Saturday, September 29th, 2007

friday i came home from work a little early because it was time to be tired. after resting a bit, i started prepping for tonight’s party by consolidating the gifts from last weekend’s shower. i had them all in their original bags while i wrote the thank you notes, but i wanted them all sort of “away” before they house got full of folks.
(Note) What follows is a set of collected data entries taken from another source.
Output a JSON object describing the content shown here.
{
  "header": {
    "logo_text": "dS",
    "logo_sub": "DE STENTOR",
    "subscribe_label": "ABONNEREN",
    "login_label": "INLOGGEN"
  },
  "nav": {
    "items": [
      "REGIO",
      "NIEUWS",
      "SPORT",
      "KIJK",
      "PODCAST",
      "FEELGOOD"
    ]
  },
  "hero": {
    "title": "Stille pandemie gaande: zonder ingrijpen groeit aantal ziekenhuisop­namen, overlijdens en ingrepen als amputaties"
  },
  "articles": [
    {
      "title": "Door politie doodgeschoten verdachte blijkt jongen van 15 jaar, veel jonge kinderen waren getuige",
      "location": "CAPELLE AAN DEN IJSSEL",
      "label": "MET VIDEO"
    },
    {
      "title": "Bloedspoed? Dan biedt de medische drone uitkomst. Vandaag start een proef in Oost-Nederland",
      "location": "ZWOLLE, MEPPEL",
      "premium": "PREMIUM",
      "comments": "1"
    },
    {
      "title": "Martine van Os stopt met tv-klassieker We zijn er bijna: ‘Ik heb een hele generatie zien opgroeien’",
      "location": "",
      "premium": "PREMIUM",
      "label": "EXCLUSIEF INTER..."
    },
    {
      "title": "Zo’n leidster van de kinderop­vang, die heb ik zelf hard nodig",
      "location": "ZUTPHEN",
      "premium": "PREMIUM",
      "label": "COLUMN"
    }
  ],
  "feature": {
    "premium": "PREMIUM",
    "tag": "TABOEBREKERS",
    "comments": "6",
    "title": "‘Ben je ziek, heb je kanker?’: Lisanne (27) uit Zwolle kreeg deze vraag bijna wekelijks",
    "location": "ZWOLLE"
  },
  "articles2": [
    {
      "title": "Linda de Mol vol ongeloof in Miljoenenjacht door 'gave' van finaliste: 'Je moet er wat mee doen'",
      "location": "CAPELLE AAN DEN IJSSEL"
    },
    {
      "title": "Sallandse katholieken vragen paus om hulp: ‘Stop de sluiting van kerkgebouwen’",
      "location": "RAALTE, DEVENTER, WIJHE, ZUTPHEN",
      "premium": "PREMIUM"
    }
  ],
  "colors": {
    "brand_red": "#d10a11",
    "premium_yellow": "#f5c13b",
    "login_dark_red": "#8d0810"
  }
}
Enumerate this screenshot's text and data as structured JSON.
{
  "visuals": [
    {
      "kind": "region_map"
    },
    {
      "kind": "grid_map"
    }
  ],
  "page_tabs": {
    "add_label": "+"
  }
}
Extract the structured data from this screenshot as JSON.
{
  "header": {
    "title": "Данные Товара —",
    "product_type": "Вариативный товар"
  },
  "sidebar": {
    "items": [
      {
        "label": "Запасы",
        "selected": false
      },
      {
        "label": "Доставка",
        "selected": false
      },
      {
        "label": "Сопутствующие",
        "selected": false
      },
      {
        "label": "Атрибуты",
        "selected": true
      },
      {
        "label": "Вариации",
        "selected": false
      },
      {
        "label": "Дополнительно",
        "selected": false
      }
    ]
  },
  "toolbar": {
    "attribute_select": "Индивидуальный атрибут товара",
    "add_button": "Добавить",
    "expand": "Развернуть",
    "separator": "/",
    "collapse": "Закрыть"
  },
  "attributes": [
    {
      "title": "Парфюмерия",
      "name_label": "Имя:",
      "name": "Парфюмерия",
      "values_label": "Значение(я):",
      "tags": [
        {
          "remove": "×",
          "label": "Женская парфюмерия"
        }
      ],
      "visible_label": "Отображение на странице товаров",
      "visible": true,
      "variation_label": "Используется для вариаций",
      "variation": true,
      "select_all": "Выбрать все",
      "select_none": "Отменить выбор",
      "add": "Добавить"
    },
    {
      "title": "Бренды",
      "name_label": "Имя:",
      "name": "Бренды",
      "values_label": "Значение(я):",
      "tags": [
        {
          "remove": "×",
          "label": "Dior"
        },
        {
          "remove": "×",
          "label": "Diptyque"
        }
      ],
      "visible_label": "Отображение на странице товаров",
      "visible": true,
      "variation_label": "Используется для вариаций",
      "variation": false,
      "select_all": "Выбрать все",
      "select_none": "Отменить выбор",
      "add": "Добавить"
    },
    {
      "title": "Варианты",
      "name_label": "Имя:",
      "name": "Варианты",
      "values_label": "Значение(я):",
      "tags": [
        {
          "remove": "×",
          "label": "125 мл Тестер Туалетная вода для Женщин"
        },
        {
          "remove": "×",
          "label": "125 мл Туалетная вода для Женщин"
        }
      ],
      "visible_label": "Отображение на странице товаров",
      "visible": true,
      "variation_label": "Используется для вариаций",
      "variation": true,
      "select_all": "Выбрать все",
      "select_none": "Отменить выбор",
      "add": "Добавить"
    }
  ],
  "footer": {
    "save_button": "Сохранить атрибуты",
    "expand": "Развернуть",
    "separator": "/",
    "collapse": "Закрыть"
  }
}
i worked too hard. i know that. i irritated my bursitis and my swollen-ish ankles got seriously swollen. ah well, it was fun and worth it. afterwards i went to sit on the couch for a while and make up for all that labor. charlotte woke up, did a little yoga (lots of stretches) and went back to sleep. about an hour later, i got up to change back into “going out” clothes (ie: jeans and a tshirt for running errands) and noticed that my stomach was a different shape.

charlotte is lightening!

i look like a man with a beer gut hanging over his pants, without having anything constricting at my “waist”. my belly button had been pointing straight forward, now points to a spot about two feet in front of me on the floor. i can no longer set things on the top of my stomach because there’s a slope where the shelf used to be. unfortunately this also means that she has all new places to kick and stretch, fun new nerves and body parts to press on, and *plenty* of room for her feet to move about by my ribs, but i’ll take it.

i know this isn’t really any indicator of anything other than i’m a first time mother nearing the end of her pregnancy. it’s not like lightening occurs exactly 2 weeks before labor or anything, but it’s progress and progress makes me happy.

in other news, our friends had their baby earlier this week. this is significant outside of the realm of generally happy news because her due date was a month ahead of mine. there is only one more baby in queue before charlotte and the two others that are due the first few days in november. visiting elisabeth in the hospital was another “now please” boost as well. i held her and all i could think of was charlotte and how much i wanted to meet her.